UNTERM SAFT GEHT’S WEITER / 28

zwei kinder mit ihr auf dem fahrrad und zwei im anhänger. ich kannte sie und wir winkten uns freundlich zu. und doch war ich froh, daß es nicht meine kinder waren, die dort im durchsichtigen, mit einer zugehangenen dicken plastikfolie versehenen planwagen hockten.
froh, daß es nicht so weit gekommen war und womöglich ich selbst in dem karren hätte hocken können, ihn hätte ziehen sollen.

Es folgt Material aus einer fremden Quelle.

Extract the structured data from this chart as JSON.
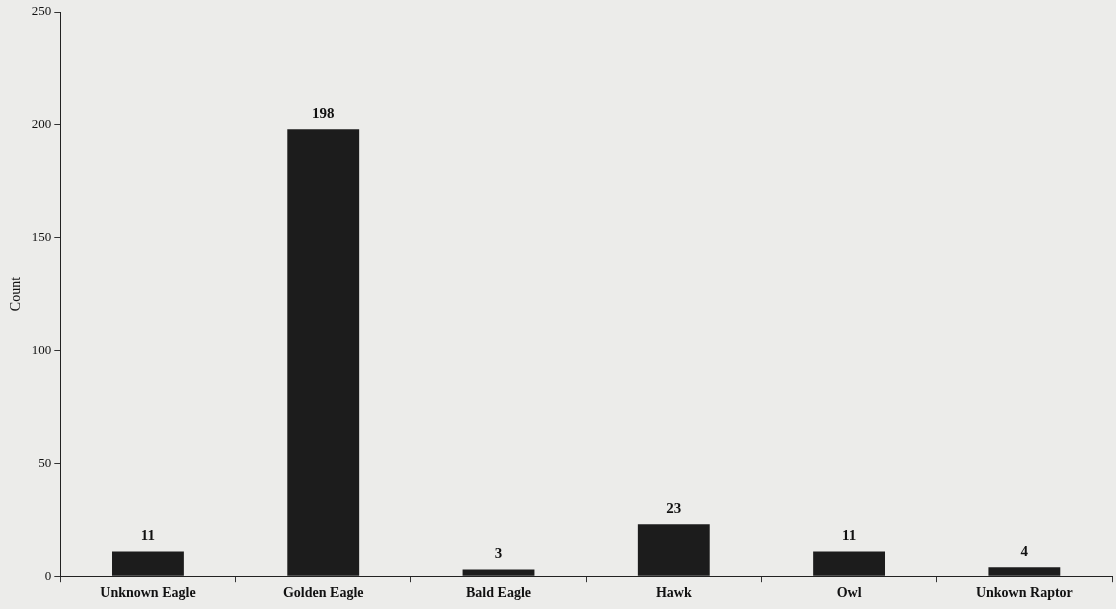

25 grad im schatten. wieso hatte ich überhaupt meine jacke mitgenommen, hing sie mir doch nur als ballast in der hand. weil alles sich schlagartig verändern konnte? nicht nur das wetter? mich durchzogen innere kälteschauer und ich hängte die jacke über meine gänsehaut. freie hände. für einen freien mann. unfreien mann korrigierten mich die durchziehenden schauer. seelenbeben eines freien mannes. erschütterte blindgänger in der psyche eines menschen kräuselte mich die korrektur zitternd von der bordsteinkante: „hoppla! immer schön aufpassen!“ sagte ich laut zu mir selbst, schaute nach links und dann nach rechts, stolperte über meine eigenen füße stolpernd über die straße, sah, daß meine füße sich nicht traten, sich nicht einmal dezent trafen oder striffen, doch vielleicht stritten sie sich in meinem kopf und ließen mich so gegen meinen willen komisch watscheln. vorsicht! blindgänger mit zeitzünder! tretminen magnetisch! schauerte meine psyche. ich fror im kalten schweiß, erreichte die nächste kante, hatte angst, daß ein zeitzünder in mir noch heute so weit wäre, um das ding mit mir und sich endlich zu beenden.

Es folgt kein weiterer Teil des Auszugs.